Stephen Hawking said light will travel faster than c in a black hole but I think he's lost the plot a bit these days, light will travel at c in the vacuum end of story. Gravitational lensing may make it look like it is going faster or slower but speed=d/t will never be more than c.

DrGreg
Gold Member
Stephen Hawking said light will travel faster than c in a black hole but I think he's lost the plot a bit these days, light will travel at c in the vacuum end of story. Gravitational lensing may make it look like it is going faster or slower but speed=d/t will never be more than c.
As others have already indicated above, there's more than one way to measure speed in general relativity. Any observer, anywhere in the Universe, making a local measurement of light passing right by, using local rulers and local clocks, measures light to travel at c in vacuum. But if you try to measure light some distance away from you, you may well get a different answer. So if you are hovering outside a black hole, you can calculate the speed of light inside the event horizon to be greater than c, but if you fell into the hole and made a local measurement you would get c.

It's a bit like the problem cartographers have mapping the world on a flat piece of paper. Small areas (say, less than 50 miles / 100 km across) can be mapped pretty accurately. But if you try to draw a map representing thousands of miles, although part of the map may be accurate, another part will inevitably be on the wrong scale or have the wrong angles.
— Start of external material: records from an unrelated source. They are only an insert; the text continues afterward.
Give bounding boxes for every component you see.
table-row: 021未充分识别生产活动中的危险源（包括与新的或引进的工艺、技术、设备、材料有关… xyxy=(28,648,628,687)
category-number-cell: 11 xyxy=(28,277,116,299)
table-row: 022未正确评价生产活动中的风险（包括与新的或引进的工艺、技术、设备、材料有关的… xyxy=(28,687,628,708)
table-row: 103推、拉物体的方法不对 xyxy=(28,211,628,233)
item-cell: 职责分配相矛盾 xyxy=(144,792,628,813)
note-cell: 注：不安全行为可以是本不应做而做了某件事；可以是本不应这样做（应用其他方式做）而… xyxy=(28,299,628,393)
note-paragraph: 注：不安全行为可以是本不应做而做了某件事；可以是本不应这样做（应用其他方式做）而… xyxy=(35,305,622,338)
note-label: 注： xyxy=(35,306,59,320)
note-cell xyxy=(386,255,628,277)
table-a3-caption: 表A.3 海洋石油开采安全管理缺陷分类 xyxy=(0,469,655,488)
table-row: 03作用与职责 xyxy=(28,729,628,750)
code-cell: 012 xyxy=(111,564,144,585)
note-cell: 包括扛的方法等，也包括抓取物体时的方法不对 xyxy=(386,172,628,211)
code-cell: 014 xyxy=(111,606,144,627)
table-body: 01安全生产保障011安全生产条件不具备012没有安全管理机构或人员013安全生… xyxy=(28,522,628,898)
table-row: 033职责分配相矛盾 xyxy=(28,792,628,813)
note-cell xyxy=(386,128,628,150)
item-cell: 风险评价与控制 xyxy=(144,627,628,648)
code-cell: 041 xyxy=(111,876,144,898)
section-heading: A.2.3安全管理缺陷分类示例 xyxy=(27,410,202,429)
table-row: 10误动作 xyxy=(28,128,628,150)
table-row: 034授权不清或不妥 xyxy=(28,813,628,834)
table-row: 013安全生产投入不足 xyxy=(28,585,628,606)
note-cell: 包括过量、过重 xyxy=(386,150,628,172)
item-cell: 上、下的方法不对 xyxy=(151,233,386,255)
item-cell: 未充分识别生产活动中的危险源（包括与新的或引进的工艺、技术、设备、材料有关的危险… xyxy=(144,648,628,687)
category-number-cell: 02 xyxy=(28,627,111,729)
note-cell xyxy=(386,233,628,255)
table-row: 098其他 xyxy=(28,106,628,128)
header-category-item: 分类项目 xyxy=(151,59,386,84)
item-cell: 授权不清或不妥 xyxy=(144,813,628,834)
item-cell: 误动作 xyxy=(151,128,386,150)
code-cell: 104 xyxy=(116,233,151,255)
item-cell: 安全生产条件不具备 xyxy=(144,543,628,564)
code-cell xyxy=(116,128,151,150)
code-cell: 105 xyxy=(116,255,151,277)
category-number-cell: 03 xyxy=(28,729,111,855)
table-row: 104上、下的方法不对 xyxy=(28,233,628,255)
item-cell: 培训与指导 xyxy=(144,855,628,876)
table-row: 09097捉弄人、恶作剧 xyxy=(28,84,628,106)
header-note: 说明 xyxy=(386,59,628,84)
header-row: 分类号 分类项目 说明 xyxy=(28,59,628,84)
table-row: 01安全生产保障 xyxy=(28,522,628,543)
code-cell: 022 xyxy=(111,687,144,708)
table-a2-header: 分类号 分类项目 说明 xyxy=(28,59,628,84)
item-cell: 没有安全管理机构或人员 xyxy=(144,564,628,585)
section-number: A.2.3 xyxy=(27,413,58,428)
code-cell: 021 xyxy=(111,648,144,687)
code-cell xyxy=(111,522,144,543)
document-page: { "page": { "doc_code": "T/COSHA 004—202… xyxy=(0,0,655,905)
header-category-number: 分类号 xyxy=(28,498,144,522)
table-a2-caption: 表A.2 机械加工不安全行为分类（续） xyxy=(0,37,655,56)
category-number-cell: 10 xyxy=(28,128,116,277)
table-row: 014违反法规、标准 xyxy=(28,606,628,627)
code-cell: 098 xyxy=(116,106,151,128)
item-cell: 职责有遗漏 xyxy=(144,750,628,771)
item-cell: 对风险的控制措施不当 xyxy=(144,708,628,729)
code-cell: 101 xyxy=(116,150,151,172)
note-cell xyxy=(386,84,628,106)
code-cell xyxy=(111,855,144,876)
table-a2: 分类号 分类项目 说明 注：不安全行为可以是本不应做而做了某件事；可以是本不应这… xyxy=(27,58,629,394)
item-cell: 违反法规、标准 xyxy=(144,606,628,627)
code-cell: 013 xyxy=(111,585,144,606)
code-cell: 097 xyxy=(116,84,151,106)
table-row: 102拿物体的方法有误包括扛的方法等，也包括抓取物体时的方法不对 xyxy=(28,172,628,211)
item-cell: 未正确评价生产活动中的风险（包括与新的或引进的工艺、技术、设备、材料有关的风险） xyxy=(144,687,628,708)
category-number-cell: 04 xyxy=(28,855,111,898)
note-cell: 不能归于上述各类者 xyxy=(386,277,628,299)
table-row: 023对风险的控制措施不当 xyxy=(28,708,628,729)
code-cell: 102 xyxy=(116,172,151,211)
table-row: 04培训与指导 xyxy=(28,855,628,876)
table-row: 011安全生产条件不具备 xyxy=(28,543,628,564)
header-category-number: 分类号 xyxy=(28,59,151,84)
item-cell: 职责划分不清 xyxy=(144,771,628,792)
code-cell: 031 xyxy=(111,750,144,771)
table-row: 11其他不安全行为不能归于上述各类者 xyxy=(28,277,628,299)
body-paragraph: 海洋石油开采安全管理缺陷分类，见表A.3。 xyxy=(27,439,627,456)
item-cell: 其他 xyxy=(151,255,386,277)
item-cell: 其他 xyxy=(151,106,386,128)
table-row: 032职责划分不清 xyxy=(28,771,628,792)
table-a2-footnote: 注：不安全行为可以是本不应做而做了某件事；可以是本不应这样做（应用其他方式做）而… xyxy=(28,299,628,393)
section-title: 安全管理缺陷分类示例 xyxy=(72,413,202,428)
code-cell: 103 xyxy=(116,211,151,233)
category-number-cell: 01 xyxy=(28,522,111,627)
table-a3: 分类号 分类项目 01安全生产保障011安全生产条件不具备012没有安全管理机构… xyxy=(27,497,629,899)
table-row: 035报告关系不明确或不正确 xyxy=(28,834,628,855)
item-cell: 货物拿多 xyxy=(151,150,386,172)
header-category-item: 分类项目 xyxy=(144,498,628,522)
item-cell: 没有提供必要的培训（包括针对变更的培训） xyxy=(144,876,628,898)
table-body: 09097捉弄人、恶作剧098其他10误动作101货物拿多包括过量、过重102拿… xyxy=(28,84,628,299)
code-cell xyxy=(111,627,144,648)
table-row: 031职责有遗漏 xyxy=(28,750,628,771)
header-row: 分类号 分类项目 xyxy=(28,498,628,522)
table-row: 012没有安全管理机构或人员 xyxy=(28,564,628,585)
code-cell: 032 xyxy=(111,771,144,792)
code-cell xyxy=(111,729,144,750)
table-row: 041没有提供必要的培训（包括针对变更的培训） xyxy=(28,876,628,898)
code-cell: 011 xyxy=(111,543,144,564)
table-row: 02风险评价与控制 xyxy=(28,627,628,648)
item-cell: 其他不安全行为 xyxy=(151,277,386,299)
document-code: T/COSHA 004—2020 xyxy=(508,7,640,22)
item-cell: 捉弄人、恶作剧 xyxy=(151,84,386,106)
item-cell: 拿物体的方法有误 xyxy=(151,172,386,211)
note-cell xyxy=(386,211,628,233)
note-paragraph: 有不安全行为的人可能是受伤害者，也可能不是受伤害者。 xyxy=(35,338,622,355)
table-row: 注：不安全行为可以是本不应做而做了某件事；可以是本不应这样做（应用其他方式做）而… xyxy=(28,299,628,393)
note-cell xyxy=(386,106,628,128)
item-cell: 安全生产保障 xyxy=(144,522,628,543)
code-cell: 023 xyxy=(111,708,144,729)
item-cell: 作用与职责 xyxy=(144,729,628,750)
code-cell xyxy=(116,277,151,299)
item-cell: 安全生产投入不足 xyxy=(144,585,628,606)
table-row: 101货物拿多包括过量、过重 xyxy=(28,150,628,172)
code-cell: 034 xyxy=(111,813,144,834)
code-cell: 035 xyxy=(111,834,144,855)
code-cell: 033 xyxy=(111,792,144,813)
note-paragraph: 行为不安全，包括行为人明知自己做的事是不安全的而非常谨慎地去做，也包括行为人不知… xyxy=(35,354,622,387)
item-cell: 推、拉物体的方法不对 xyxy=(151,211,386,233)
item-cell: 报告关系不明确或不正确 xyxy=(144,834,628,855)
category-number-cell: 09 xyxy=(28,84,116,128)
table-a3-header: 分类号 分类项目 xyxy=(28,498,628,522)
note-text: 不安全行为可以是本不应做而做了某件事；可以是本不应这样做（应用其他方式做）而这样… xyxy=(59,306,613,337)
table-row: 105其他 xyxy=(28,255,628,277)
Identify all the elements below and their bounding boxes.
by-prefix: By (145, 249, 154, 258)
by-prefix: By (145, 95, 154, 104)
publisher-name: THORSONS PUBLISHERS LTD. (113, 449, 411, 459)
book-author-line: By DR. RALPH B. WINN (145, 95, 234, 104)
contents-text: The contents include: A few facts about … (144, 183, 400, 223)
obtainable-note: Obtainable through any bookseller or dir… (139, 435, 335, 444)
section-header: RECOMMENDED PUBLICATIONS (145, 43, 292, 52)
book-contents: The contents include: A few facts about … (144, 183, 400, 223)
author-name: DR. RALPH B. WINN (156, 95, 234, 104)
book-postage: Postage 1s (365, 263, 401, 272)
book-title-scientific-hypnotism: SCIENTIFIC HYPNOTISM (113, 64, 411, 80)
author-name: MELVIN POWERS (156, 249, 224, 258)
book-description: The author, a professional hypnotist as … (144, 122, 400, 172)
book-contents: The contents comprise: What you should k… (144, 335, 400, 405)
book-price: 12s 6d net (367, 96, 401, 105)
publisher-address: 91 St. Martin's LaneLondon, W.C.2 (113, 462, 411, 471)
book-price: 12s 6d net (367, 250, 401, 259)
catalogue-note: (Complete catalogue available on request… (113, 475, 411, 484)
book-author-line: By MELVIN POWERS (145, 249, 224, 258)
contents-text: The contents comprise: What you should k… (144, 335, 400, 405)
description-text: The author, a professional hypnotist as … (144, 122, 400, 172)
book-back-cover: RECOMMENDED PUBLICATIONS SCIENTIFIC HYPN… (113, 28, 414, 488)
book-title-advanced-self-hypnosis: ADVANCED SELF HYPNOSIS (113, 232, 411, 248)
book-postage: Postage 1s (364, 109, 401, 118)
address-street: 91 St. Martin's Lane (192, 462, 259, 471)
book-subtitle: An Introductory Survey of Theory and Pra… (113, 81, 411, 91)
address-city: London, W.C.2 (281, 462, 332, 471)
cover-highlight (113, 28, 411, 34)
Hawking hasn't lost the plot.

As others have already indicated above, there's more than one way to measure speed in general relativity. Any observer, anywhere in the Universe, making a local measurement of light passing right by, using local rulers and local clocks, measures light to travel at c in vacuum. But if you try to measure light some distance away from you, you may well get a different answer. So if you are hovering outside a black hole, you can calculate the speed of light inside the event horizon to be greater than c, but if you fell into the hole and made a local measurement you would get c.

It's a bit like the problem cartographers have mapping the world on a flat piece of paper. Small areas (say, less than 50 miles / 100 km across) can be mapped pretty accurately. But if you try to draw a map representing thousands of miles, although part of the map may be accurate, another part will inevitably be on the wrong scale or have the wrong angles.

Hawking hasn't lost the plot.

Yes I'm aware of the Schwarzschild metric and the positional aspects not being quite the same as SR, what I'm referring to is c being inviolate in SR, nothing with mass can exceed .999...>c nothing massless can travel at less than c or propogate at less than c and presumably if such things exist nothing that travels faster than light can reach c, nor exceed it. That's what I was getting at.

Obviously it might seem as if light travelled faster than c if we put a massive gravitational field in front of a beam of light, that is gravitational lensing but if we look at distance and even adjusting for the bend in co-ordinates, or time dilation, nothing exceeds c at any point in the journey of the photon.

Well hawking does come out with some weird stuff lately.